Despite public concerns about youth crime, particularly in schools, research has shown that policies based on incapacitation theory have failed utterly to affect crime rates. In fact, while youth crime rates have fallen significantly over the last 30 years, they have continued to plummet despite recent trends towards community-based alternatives (e.g., the ‘Missouri Model’). The evidence suggests that not only do punitive disciplinary approaches often fail they are also unnecessary. It is particularly troubling, then, to consider the police presence and draconian disciplinary measures that have increasingly found their way into America’s schools.
Schools typically have rules forbidding mobile phone use, profanity and the like. Taken at face value, these rules seem sensible and necessary to ensure order. However, when combined with broad zero-tolerance policies that often mandate inordinately harsh punishments like suspension or even expulsion from school for trivial infractions, breaking such rules can have dire consequences.
For example, a student suspended from classes for several weeks as a result of disruptive behavior may have significant trouble completing missed coursework upon returning to school. Additionally, the youth may well be unsupervised during their suspension. Here, the possibility of gang involvement or exposure to other negative influences can be significant. Youth of color and/or lower socioeconomic status are at particularly high risk in this respect.
Critically, there is often little investigation of causal factors behind students’ “aberrant” behaviors. Many youth act out as a response to previous trauma — sometimes within their families — or as a result of undiagnosed learning disabilities. In such instances, sending them home and keeping them from their studies for weeks at a time seems entirely counterproductive, aggravating rather than mitigating the problems at hand.
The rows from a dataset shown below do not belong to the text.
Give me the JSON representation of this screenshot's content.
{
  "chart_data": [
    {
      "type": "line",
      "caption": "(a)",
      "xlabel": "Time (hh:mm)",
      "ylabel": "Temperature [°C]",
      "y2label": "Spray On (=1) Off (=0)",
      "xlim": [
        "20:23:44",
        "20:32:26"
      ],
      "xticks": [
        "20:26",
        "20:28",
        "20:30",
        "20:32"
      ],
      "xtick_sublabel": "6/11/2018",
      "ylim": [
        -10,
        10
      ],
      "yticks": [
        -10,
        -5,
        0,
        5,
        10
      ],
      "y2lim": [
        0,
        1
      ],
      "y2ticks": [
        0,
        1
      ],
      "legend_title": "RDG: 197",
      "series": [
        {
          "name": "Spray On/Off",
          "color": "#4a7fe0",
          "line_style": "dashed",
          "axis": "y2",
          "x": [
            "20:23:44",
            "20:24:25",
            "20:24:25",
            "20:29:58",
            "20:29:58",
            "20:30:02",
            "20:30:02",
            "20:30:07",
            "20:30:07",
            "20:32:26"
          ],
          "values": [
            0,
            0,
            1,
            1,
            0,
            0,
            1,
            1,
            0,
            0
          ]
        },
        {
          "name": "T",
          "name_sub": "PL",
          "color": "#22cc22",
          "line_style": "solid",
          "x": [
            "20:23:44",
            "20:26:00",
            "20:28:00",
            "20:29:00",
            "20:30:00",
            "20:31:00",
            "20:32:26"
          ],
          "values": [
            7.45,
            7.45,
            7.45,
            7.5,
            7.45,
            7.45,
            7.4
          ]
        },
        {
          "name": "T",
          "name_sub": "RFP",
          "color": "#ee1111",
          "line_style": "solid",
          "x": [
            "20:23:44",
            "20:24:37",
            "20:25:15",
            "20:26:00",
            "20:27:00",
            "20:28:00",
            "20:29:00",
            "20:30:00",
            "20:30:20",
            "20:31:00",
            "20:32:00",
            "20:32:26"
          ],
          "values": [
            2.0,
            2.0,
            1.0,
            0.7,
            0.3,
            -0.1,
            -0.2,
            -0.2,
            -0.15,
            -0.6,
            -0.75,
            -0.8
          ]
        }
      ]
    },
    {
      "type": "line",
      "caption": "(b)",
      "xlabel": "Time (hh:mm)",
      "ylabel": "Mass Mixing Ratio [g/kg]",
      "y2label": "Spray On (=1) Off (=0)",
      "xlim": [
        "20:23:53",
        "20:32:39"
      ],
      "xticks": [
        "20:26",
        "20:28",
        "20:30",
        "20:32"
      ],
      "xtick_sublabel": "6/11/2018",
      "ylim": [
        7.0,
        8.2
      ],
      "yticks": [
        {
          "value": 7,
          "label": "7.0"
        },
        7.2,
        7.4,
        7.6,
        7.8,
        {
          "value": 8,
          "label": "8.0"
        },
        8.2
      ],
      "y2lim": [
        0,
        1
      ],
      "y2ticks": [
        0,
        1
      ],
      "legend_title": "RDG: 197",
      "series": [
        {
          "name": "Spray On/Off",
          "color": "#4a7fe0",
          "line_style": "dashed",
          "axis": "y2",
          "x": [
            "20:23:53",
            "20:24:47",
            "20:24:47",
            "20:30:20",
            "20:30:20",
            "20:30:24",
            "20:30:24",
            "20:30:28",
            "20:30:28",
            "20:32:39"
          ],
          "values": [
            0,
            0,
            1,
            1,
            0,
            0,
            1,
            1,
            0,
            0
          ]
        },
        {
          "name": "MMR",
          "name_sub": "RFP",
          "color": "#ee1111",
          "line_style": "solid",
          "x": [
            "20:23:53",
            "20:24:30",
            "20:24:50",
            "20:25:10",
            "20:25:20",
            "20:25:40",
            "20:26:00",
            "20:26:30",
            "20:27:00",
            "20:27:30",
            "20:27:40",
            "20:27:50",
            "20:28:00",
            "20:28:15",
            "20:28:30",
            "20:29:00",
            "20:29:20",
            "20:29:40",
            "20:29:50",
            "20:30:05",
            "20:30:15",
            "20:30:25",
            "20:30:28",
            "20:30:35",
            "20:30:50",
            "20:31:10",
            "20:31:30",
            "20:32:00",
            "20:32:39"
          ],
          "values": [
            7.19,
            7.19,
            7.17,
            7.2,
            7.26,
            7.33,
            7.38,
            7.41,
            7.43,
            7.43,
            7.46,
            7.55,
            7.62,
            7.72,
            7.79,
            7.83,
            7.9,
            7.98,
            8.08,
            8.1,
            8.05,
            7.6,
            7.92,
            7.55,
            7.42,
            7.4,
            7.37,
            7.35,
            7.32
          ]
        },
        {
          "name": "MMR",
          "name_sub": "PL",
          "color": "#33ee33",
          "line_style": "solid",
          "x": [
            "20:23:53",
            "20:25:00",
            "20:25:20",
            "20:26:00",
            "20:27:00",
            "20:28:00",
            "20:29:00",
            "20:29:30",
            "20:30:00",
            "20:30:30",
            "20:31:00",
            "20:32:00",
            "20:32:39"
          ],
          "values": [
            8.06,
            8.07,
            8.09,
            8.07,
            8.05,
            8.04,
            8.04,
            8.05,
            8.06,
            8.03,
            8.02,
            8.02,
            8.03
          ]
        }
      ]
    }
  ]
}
Even more disturbing, children are now sometimes subjected to arrest, physical restraint, and even the use of tear gas and pepper spray by police officers and security guards in schools. Media and researchers have identified these trends and the related school-to-prison pipeline, in which troubled and disadvantaged youth are singled out and schooled for a future in prison rather than university or the trades. Actions once viewed as minor transgressions—normal, if annoying, examples of adolescent socialization—have now been criminalized.
Given this untenable situation, it is imperative that other less punitive and more effective strategies for dealing with troubled (or merely troublesome) youth be explored and implemented. These strategies should aim to explicitly benefit students, their schools, and their communities in the long term.
- Less formal mediation is a practical alternative to law enforcement involvement or strict, zero-tolerance responses to misbehavior.
- Academic evaluations should be used to generate individualized plans to address students’ unique needs (e.g., learning disabilities or developmental deficiencies.)
- In addition to identifying students struggling with mental health issues, school social workers and psychologists can work to unmask and address conflicts or instabilities in students’ homes. Recent studies of trauma-informed care support such efforts.
In line with this thinking, California has made significant progress this year with the passage of four bills aimed primarily at keeping at-risk youth in school and out of the criminal justice system. Notably, the legislation calls for community service and other restorative disciplinary tactics to be tried before administrators may suspend students. As well, schools will no longer be able to routinely deny enrollment to youth who have had previous trouble with the law.
While suspension and expulsion can appeal to harried administrators and teachers as “quick fixes” for visible disciplinary problems, the potential collateral negative consequences and costs of these sanctions are clear. It is common knowledge that the less education a person has, the less money that person is likely to earn over their lifetime. Where unaddressed social or psychological co-factors exist, the probability of lower wages—and potential reliance on public funds—seems even greater as troubled youth transition to adulthood.
Finally, consider the expense of incarcerating someone over time versus providing them with needed support early on that could very well keep them out of the criminal justice system to begin with. Clearly, the smart money is on keeping kids—even troubled ones—in class and ensuring they graduate. It is imperative, then, to reframe students’ negative behaviors as just that: childish behaviors that can be addressed, changed, and grown out of; not crimes that must be punished.